Ces biomorphes de combat ont été développés par le société Redmark. Ils sont pour la première fois utilisés sur le terrain au Campêche afin de lutter contre les Anarchistas qui menacent le gouvernement mexicain mais aussi les intérêts des multinationales présentes pour l’exploitation des mines et du pétrole. Et le moins que l’on puisse dire, c’est que la société Redmark employée pour l’occasion ne fait pas dans la dentelle : car en lieu et place des rebelles, ce sont bien les civils, les premières victimes des produits chimiques ou des biomorphes employés.

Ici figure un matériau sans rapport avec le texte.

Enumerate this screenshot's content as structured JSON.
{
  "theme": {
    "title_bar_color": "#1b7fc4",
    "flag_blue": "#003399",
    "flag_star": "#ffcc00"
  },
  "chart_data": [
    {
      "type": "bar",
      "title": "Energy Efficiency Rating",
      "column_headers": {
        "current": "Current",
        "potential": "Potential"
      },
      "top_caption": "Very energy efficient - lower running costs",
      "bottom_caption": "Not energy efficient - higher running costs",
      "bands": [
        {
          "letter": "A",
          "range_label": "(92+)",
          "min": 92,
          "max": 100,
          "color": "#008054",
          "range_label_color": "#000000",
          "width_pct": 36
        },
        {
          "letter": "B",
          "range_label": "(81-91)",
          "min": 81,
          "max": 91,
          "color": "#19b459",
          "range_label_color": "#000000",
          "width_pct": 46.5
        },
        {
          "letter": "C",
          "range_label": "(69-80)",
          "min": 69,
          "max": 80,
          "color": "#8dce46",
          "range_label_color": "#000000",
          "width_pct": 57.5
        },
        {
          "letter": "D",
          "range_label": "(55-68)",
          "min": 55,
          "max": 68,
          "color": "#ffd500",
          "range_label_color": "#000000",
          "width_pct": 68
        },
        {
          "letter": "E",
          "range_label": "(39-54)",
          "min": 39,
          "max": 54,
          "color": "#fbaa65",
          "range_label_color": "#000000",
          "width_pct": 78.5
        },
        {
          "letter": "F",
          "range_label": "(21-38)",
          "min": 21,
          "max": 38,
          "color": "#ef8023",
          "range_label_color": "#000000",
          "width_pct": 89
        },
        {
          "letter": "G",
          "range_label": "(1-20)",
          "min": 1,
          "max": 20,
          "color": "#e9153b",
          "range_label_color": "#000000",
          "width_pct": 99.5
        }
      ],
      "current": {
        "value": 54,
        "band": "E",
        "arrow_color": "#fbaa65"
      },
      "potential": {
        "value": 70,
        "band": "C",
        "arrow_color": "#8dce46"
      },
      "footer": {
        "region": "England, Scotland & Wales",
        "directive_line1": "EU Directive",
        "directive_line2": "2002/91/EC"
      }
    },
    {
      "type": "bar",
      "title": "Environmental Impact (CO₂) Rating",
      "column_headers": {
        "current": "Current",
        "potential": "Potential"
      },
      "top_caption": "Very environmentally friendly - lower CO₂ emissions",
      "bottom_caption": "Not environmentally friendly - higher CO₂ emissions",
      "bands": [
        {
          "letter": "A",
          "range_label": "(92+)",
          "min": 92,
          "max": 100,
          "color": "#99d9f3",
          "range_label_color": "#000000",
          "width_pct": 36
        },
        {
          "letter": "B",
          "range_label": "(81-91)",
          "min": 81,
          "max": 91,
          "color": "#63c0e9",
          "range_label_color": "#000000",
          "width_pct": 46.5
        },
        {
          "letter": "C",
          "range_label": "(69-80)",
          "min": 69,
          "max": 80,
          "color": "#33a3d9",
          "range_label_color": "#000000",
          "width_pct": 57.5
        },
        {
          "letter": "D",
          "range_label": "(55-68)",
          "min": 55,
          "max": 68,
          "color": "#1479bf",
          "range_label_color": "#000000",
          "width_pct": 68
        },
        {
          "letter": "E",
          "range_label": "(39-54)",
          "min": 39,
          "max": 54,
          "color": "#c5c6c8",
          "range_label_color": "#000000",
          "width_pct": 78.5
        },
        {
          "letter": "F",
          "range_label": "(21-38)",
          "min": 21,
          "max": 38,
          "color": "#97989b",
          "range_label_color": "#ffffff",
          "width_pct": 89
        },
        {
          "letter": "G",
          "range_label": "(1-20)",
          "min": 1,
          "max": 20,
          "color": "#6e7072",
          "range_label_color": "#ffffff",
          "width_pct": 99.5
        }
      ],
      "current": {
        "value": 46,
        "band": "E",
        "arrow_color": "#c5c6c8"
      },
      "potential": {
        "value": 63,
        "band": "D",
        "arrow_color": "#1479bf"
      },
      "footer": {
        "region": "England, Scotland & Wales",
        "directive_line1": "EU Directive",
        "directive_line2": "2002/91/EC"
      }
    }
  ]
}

Rex, un narrateur ambivalent

Je m’appelle Rex. Je suis un bon chien. (P. 9)

Rex est le narrateur principal de ce roman et il évolue beaucoup au fur et à mesure de l’intrigue. En effet, au début, son vocabulaire est simple, il ne comprend pas le second degré ni l’abstraction et ne sait pas faire la différence entre le bien et le mal. Il ne possède pas de libre-arbitre et se comporte exactement comme son maître voudrait qu’il soit. L’un des premiers chapitres racontés par Rex est glaçant car en tant qu’arme militaire, il n’a pas du tout conscience du mal qu’il inflige.

Je prends un autre petit ennemi dans mes crocs. Il se met à gigoter en criant. Une grande femelle ennemie me frappe avec ses points minuscules. Je transmets à Miel : Le Maître nous a dit d’attaquer. (…) Le petit ennemi est encore dans ma gueule mais je n’ai pas broyé son corps. Je ne suis pas content. Je n’aime pas ce que dit Miel. Quelque chose dans ses paroles me donne l’impression d’être un vilain chien. Cela ne vient pas de mon rétro-module mais du fond de moi, de là où naissent les autres sentiments. (P. 13)

Au début du roman, le lecteur découvre Rex en même temps que le personnage d’Asanto venue enquêter sur les pratiques de Murray au Campêche pour rassurer les actionnaires de Redmark. Et le moins que l’on puisse dire, c’est qu’il nous effraye autant qu’il attise notre curiosité.

Même légèrement voûté, Rex mesurait près de deux mètres quarante. Son crâne un peu aplati était à peine dépassé par les armes automatiques – ses grands chiens- montés sur les harnais de ses épaules. Il n’avait pas le physique d’un adepte de la gonflette ; plus mince, plus sec, il était conçu pour la course et le combat. Bien entendu, son corps n’est pas entièrement humain : il se déplaçait aussi bien à quatre pattes que debout. (…) Asanto devait connaître les particularités de Rex : des muscles très denses, une peau constituée de fibres résistantes aux impacts, des os creux aussi solides que des tubes en titane… (p. 25)

Puis, Rex évolue fortement au fur et à mesure de l’intrigue : s’il est aidé de prime abord par deux humains qui lui brise ses chaînes, c’est bien l’ourse intelligente Miel qui va lui offrir son indépendance en lui donnant une nouvelle voix moins robotique et moins effrayante. Rex va pouvoir communiquer de plus en plus avec les humains, améliorer son vocabulaire et sa manière de s’exprimer (cela se ressent dans le texte), avoir le courage de prendre des décisions (bien que ceci lui fasse peur), avoir une meilleure vue d’ensemble sur le monde qui l’entoure, faire la différence entre le bien et le mal mais surtout bien distinguer ses ennemis par lui-même. Le lecteur s’habitue peu à peu à Rex et le trouve finalement attachant.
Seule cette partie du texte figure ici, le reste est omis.